The death of Zelie in August of 1877 of breast cancer at the age of forty-six left Louis with his five daughters, the youngest being only four years old. Grief-stricken, he sold Zelie’s lace-making business and moved the family to Lisieux, where Zelie’s brother’s family also lived. His oldest daughters Marie and Pauline cared for the younger girls, with the help of hired servants. During these years, Louis gave himself over more and more to his first love – the love of God – even maintaining a small “hermitage” on some property in the country, where he loved to retire for contemplation and a bit of fishing. Therese, for whom he held a deep, fatherly affection, calling her “his little queen,” would sometimes accompany him on these excursions, and on visits to the Blessed Sacrament.

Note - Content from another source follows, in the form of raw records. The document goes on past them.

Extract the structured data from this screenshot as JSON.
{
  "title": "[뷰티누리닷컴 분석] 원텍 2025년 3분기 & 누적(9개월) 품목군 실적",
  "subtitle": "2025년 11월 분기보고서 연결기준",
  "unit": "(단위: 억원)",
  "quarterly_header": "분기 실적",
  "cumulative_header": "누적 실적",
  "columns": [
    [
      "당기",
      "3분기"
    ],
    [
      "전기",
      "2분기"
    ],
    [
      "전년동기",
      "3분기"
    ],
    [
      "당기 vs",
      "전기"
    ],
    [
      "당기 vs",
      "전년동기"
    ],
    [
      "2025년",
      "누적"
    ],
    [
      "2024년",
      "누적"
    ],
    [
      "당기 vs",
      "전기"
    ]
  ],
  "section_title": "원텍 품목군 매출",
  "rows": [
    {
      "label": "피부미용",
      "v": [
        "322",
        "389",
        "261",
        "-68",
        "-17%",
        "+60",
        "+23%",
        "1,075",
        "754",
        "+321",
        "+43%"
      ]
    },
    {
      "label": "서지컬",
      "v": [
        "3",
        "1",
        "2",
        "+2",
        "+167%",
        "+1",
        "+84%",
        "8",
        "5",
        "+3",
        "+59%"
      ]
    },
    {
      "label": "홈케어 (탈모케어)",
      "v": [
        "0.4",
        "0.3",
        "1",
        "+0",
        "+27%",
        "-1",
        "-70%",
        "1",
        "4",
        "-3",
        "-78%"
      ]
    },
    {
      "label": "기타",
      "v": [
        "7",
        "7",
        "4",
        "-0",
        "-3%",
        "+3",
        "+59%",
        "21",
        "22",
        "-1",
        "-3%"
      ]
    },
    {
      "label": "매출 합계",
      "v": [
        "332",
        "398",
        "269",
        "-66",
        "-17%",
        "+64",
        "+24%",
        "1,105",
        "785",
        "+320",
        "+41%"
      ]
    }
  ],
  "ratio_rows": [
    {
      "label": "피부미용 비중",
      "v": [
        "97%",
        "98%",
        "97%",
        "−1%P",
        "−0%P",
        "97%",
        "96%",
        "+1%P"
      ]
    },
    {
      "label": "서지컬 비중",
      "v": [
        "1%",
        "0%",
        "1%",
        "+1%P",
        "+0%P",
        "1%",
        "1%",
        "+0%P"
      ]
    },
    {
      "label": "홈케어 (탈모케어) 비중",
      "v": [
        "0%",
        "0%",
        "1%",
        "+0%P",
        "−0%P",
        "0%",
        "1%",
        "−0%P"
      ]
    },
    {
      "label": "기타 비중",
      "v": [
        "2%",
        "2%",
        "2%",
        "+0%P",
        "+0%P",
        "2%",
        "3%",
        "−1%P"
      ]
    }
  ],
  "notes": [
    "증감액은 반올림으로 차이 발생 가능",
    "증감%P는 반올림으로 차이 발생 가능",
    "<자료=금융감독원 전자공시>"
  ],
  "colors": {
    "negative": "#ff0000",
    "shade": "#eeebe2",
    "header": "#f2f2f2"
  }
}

One by one, Louis’ daughters left the family circle to enter convents. First Marie entered the Carmel of Lisieux, and later Pauline. This left three girls, Leonie, Celine and Therese, at home. Asking for her father’s permission to enter the Carmel of Lisieux at the age of fifteen must have been one of the most painful sacrifices of Therese’s life. Not long after she had entered, her father confided to his three daughters in Carmel that he had visited the church where he had married their mother. “My God, I am too happy. It’s not possible to go to Heaven like that. I want to suffer something for you.” He offered himself then to God. This was in May of 1888. Less than ten years later, his youngest daughter would offer herself as a Victim of Merciful Love. In 1889, after suffering two paralyzing strokes, Louis Martin was committed to the care of the Good Savior hospital in Caen, a decision that was enforced by his devoted brother-in-law Isidore Guerin, who became legal guardian of the family. In 1892, returning to the home in Lisieux paralyzed and unable to speak, Louis was cared for devotedly by his daughters Leonie and Celine until his death in 1894. Soon both Leonie and Celine had entered convents. The deepest desire of Louis and Zelie Martin had been fulfilled: all of their children on earth had been consecrated to God.
BREAKING NEWS: Bishop Jean-Claude Boulanger of the diocese of Lisieux announced his intention of officially opening the CAUSE FOR THE BEATIFICATION OF LEONIE MARTIN, third child of Louis and Zelie Martin and SISTER OF ST. THERESE. Leonie Martin (Sister Francoise-Therese) June 3, 1863 to June 16, 1941, was a Visitandine Nun at the convent of Caen, France, for most of her life. Miracles have been reported to have occurred at her gravesite. Leonie was known as “the difficult child” of the family. She attempted to join the Poor Clares three times before finally discovering her true vocation with the Visitation Nuns, founded by Saint Francis de Sales and Saint Jane Frances Chantal in 1610. It was Therese’s “Little Way of Spiritual Childhood,” of which Leonie was a devoted disciple, which opened up for her a path of spiritual growth.